Health Care Reform: What's in It for Patients?
Health policy experts say consumers may not enjoy lower health care costs.
May 12, 2009— -- On the same day that insurance companies, hospitals, doctors' groups and other so-called stakeholders in the United States health care system met with President Obama to discuss reforms, 64-year-old Patty Keen of Delaware was adjusting her schedule to attend the rehearsal for her grandson's confirmation.
Some would argue that Keen, too, is a stakeholder in the U.S. health care system. Keen formerly enjoyed a career in real estate. But her battle with ovarian cancer, which began in 2006, coincided with the beginnings of the real estate slowdown -- and was complicated by her not being able to get health insurance through her employer.

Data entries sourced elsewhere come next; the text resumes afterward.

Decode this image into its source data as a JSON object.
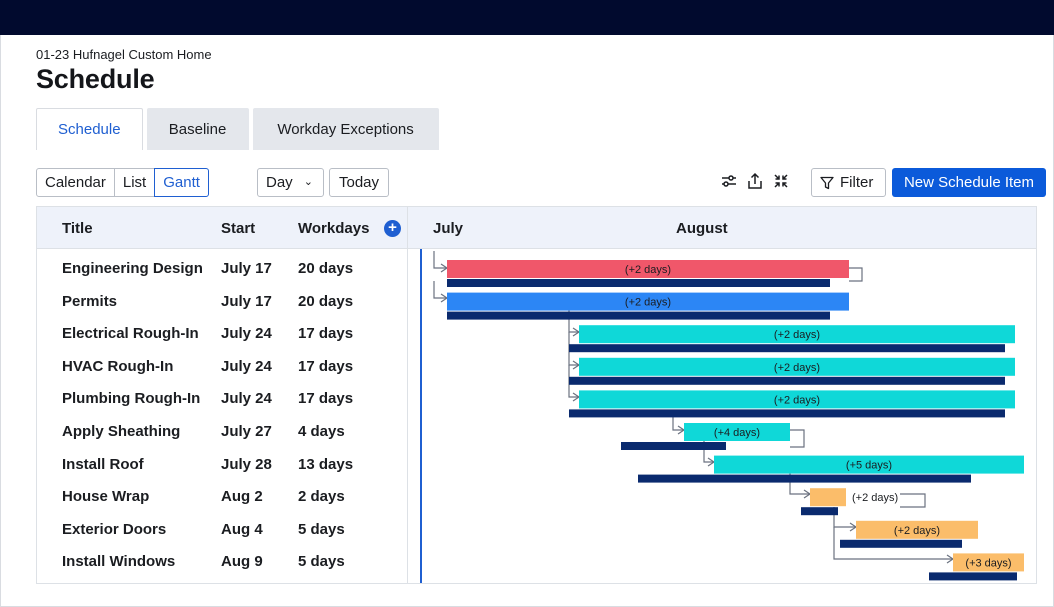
{
  "header": {
    "project": "01-23 Hufnagel Custom Home",
    "title": "Schedule"
  },
  "tabs": [
    {
      "label": "Schedule",
      "active": true
    },
    {
      "label": "Baseline",
      "active": false
    },
    {
      "label": "Workday Exceptions",
      "active": false
    }
  ],
  "views": [
    {
      "label": "Calendar",
      "active": false
    },
    {
      "label": "List",
      "active": false
    },
    {
      "label": "Gantt",
      "active": true
    }
  ],
  "toolbar": {
    "zoom_value": "Day",
    "today_label": "Today",
    "filter_label": "Filter",
    "new_item_label": "New Schedule Item",
    "icons": [
      "settings-sliders-icon",
      "share-icon",
      "collapse-icon",
      "filter-icon"
    ]
  },
  "grid": {
    "columns": {
      "title": "Title",
      "start": "Start",
      "workdays": "Workdays"
    },
    "months": [
      "July",
      "August"
    ],
    "rows": [
      {
        "title": "Engineering Design",
        "start": "July 17",
        "workdays": "20 days",
        "slip": "(+2 days)",
        "color": "#f0576a"
      },
      {
        "title": "Permits",
        "start": "July 17",
        "workdays": "20 days",
        "slip": "(+2 days)",
        "color": "#2c86f5"
      },
      {
        "title": "Electrical Rough-In",
        "start": "July 24",
        "workdays": "17 days",
        "slip": "(+2 days)",
        "color": "#0fd8d8"
      },
      {
        "title": "HVAC Rough-In",
        "start": "July 24",
        "workdays": "17 days",
        "slip": "(+2 days)",
        "color": "#0fd8d8"
      },
      {
        "title": "Plumbing Rough-In",
        "start": "July 24",
        "workdays": "17 days",
        "slip": "(+2 days)",
        "color": "#0fd8d8"
      },
      {
        "title": "Apply Sheathing",
        "start": "July 27",
        "workdays": "4 days",
        "slip": "(+4 days)",
        "color": "#0fd8d8"
      },
      {
        "title": "Install Roof",
        "start": "July 28",
        "workdays": "13 days",
        "slip": "(+5 days)",
        "color": "#0fd8d8"
      },
      {
        "title": "House Wrap",
        "start": "Aug 2",
        "workdays": "2 days",
        "slip": "(+2 days)",
        "color": "#fbbd6a"
      },
      {
        "title": "Exterior Doors",
        "start": "Aug 4",
        "workdays": "5 days",
        "slip": "(+2 days)",
        "color": "#fbbd6a"
      },
      {
        "title": "Install Windows",
        "start": "Aug 9",
        "workdays": "5 days",
        "slip": "(+3 days)",
        "color": "#fbbd6a"
      }
    ]
  },
  "colors": {
    "accent": "#1f5fd1",
    "primary_button": "#0b5ada",
    "baseline_bar": "#0a2a6e",
    "topbar": "#010a2e",
    "connector": "#6b7280"
  }
}
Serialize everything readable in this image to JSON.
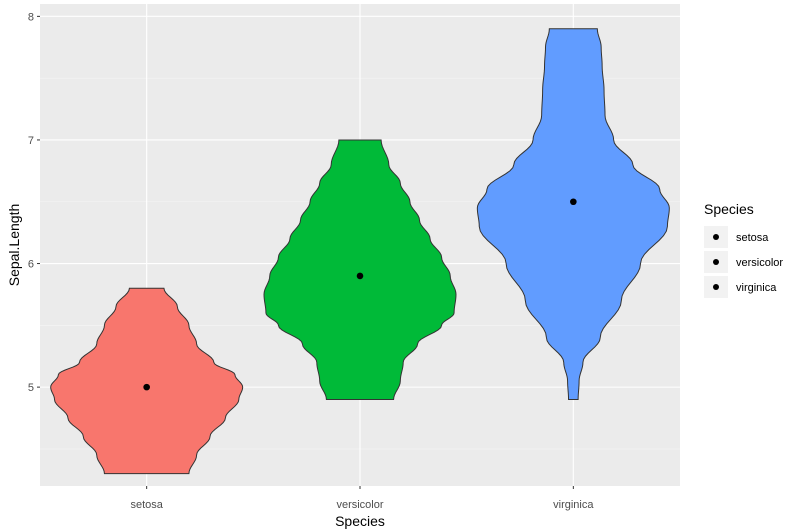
{
  "chart_data": {
    "type": "violin",
    "xlabel": "Species",
    "ylabel": "Sepal.Length",
    "categories": [
      "setosa",
      "versicolor",
      "virginica"
    ],
    "ylim": [
      4.2,
      8.1
    ],
    "yticks": [
      "5",
      "6",
      "7",
      "8"
    ],
    "grid": true,
    "legend": {
      "title": "Species",
      "position": "right",
      "entries": [
        "setosa",
        "versicolor",
        "virginica"
      ]
    },
    "series": [
      {
        "category": "setosa",
        "color": "#F8766D",
        "mean": 5.0,
        "profile": [
          [
            4.3,
            0.44
          ],
          [
            4.45,
            0.52
          ],
          [
            4.6,
            0.66
          ],
          [
            4.75,
            0.82
          ],
          [
            4.9,
            0.96
          ],
          [
            5.0,
            1.0
          ],
          [
            5.1,
            0.92
          ],
          [
            5.2,
            0.7
          ],
          [
            5.35,
            0.52
          ],
          [
            5.5,
            0.44
          ],
          [
            5.65,
            0.32
          ],
          [
            5.8,
            0.18
          ]
        ]
      },
      {
        "category": "versicolor",
        "color": "#00BA38",
        "mean": 5.9,
        "profile": [
          [
            4.9,
            0.35
          ],
          [
            5.05,
            0.42
          ],
          [
            5.2,
            0.45
          ],
          [
            5.35,
            0.6
          ],
          [
            5.5,
            0.85
          ],
          [
            5.6,
            0.98
          ],
          [
            5.75,
            1.0
          ],
          [
            5.9,
            0.94
          ],
          [
            6.05,
            0.85
          ],
          [
            6.2,
            0.73
          ],
          [
            6.35,
            0.62
          ],
          [
            6.5,
            0.52
          ],
          [
            6.65,
            0.42
          ],
          [
            6.8,
            0.3
          ],
          [
            7.0,
            0.22
          ]
        ]
      },
      {
        "category": "virginica",
        "color": "#619CFF",
        "mean": 6.5,
        "profile": [
          [
            4.9,
            0.05
          ],
          [
            5.05,
            0.06
          ],
          [
            5.2,
            0.1
          ],
          [
            5.4,
            0.28
          ],
          [
            5.7,
            0.5
          ],
          [
            6.0,
            0.7
          ],
          [
            6.3,
            0.98
          ],
          [
            6.45,
            1.0
          ],
          [
            6.6,
            0.9
          ],
          [
            6.8,
            0.62
          ],
          [
            7.0,
            0.42
          ],
          [
            7.2,
            0.33
          ],
          [
            7.4,
            0.32
          ],
          [
            7.6,
            0.3
          ],
          [
            7.75,
            0.29
          ],
          [
            7.9,
            0.25
          ]
        ]
      }
    ]
  }
}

Even when she was healthy, Keen had paid $450 per month to keep her private health insurance. When she fell ill, the costs of chemotherapy and prescription co-pays of up to $300 per month for each medication she needed drove her into further financial trouble. For a while, she could no longer work. In 2008, she declared bankruptcy and was forced to take a second job in order to obtain health insurance she could afford.

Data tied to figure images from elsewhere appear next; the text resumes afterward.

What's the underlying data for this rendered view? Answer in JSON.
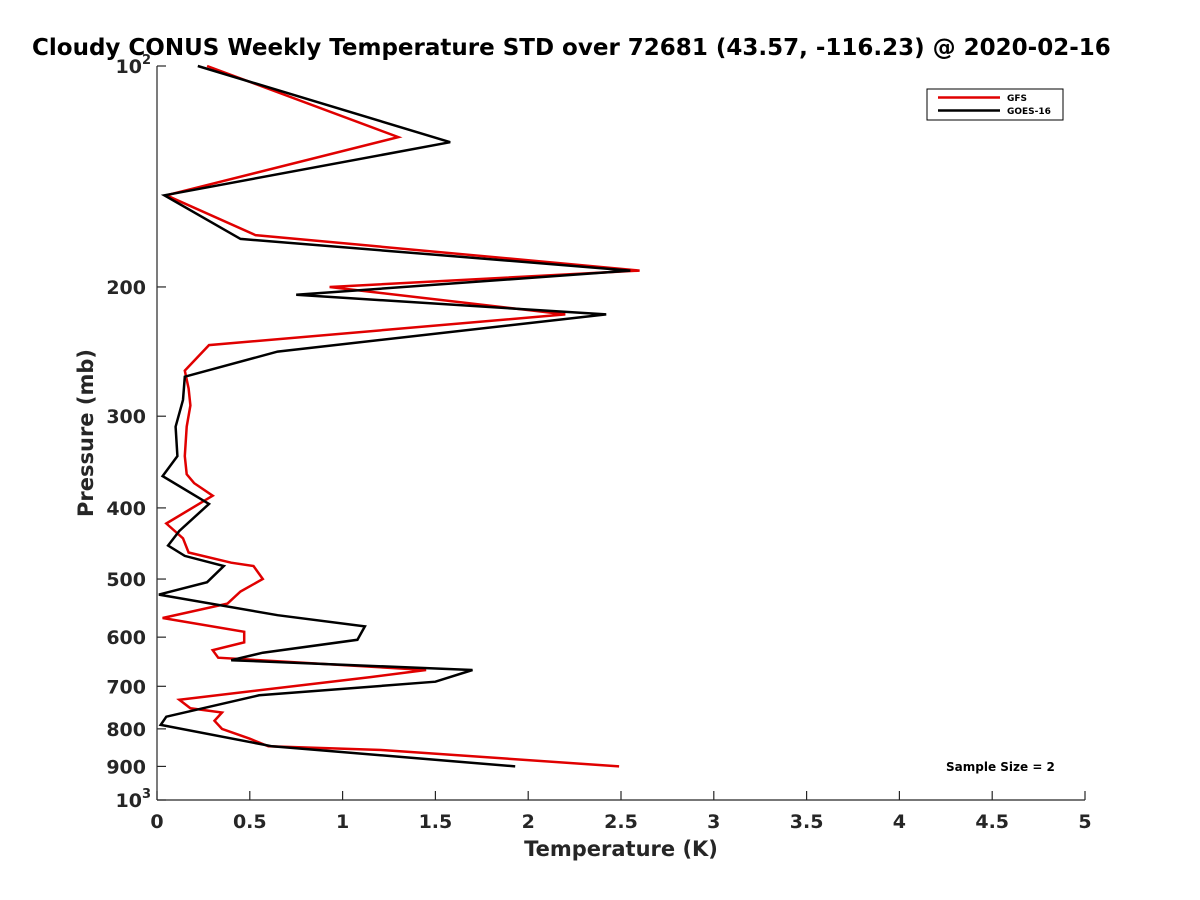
{
  "chart_data": {
    "type": "line",
    "title": "Cloudy CONUS Weekly Temperature STD over 72681 (43.57, -116.23) @ 2020-02-16",
    "xlabel": "Temperature (K)",
    "ylabel": "Pressure (mb)",
    "xlim": [
      0,
      5
    ],
    "ylim": [
      100,
      1000
    ],
    "y_scale": "log",
    "y_reversed": true,
    "grid": false,
    "legend_position": "top-right",
    "x_tick_labels": [
      "0",
      "0.5",
      "1",
      "1.5",
      "2",
      "2.5",
      "3",
      "3.5",
      "4",
      "4.5",
      "5"
    ],
    "y_ticks": [
      {
        "value": 100,
        "label": "10",
        "exp": "2"
      },
      {
        "value": 200,
        "label": "200"
      },
      {
        "value": 300,
        "label": "300"
      },
      {
        "value": 400,
        "label": "400"
      },
      {
        "value": 500,
        "label": "500"
      },
      {
        "value": 600,
        "label": "600"
      },
      {
        "value": 700,
        "label": "700"
      },
      {
        "value": 800,
        "label": "800"
      },
      {
        "value": 900,
        "label": "900"
      },
      {
        "value": 1000,
        "label": "10",
        "exp": "3"
      }
    ],
    "annotation": "Sample Size = 2",
    "series": [
      {
        "name": "GFS",
        "color": "#e00000",
        "points": [
          [
            0.27,
            100
          ],
          [
            1.3,
            125
          ],
          [
            0.05,
            150
          ],
          [
            0.53,
            170
          ],
          [
            2.6,
            190
          ],
          [
            0.93,
            200
          ],
          [
            2.2,
            218
          ],
          [
            0.28,
            240
          ],
          [
            0.15,
            260
          ],
          [
            0.17,
            275
          ],
          [
            0.18,
            290
          ],
          [
            0.16,
            310
          ],
          [
            0.15,
            340
          ],
          [
            0.16,
            360
          ],
          [
            0.2,
            370
          ],
          [
            0.3,
            385
          ],
          [
            0.05,
            420
          ],
          [
            0.14,
            440
          ],
          [
            0.17,
            460
          ],
          [
            0.4,
            475
          ],
          [
            0.52,
            480
          ],
          [
            0.57,
            500
          ],
          [
            0.45,
            520
          ],
          [
            0.38,
            540
          ],
          [
            0.03,
            565
          ],
          [
            0.47,
            590
          ],
          [
            0.47,
            610
          ],
          [
            0.3,
            625
          ],
          [
            0.33,
            640
          ],
          [
            1.45,
            665
          ],
          [
            1.15,
            680
          ],
          [
            0.12,
            730
          ],
          [
            0.18,
            750
          ],
          [
            0.35,
            760
          ],
          [
            0.31,
            780
          ],
          [
            0.35,
            800
          ],
          [
            0.5,
            825
          ],
          [
            0.6,
            845
          ],
          [
            1.22,
            855
          ],
          [
            2.49,
            900
          ]
        ]
      },
      {
        "name": "GOES-16",
        "color": "#000000",
        "points": [
          [
            0.22,
            100
          ],
          [
            1.58,
            127
          ],
          [
            0.04,
            150
          ],
          [
            0.45,
            172
          ],
          [
            2.55,
            190
          ],
          [
            0.75,
            205
          ],
          [
            2.42,
            218
          ],
          [
            0.65,
            245
          ],
          [
            0.15,
            265
          ],
          [
            0.14,
            285
          ],
          [
            0.1,
            310
          ],
          [
            0.11,
            340
          ],
          [
            0.03,
            362
          ],
          [
            0.28,
            395
          ],
          [
            0.12,
            430
          ],
          [
            0.06,
            450
          ],
          [
            0.15,
            465
          ],
          [
            0.36,
            480
          ],
          [
            0.27,
            505
          ],
          [
            0.01,
            525
          ],
          [
            0.65,
            560
          ],
          [
            1.12,
            580
          ],
          [
            1.08,
            605
          ],
          [
            0.57,
            630
          ],
          [
            0.4,
            645
          ],
          [
            1.7,
            665
          ],
          [
            1.5,
            690
          ],
          [
            0.55,
            720
          ],
          [
            0.05,
            770
          ],
          [
            0.02,
            790
          ],
          [
            0.62,
            845
          ],
          [
            1.93,
            900
          ]
        ]
      }
    ]
  }
}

Today, Keen said, she considers herself an ovarian cancer survivor. But her battle on two fronts -- one against the deadly illness, the other against escalating health care costs -- left her without the home she had worked her life to buy and with bad credit.
"I basically lost everything I had to bankruptcy, because of all that had happened to me," she said. "When I couldn't work, I really couldn't pay [my insurance] -- that's what put me behind."
On the national scale, stories like Keen's are just one symptom of a health care system in crisis. But while the country's health care leaders pledged Monday to reduce the annual growth of health spending by 1.5 percentage points -- which they say will save $2 trillion in 10 years -- some health policy experts say that it is unlikely that Americans will see any of this money returning to their own pocketbooks, despite the crippling health care costs that some face.
The skepticism comes amid high hopes by others that consumers could see some relief within the next few years from crushing medical costs that, for some, have led to personal bankruptcy and other grim financial consequences.
Karen Davis, president of the health care foundation the Commonwealth Fund, said the public would likely share the trillions of dollars saved by the year 2019.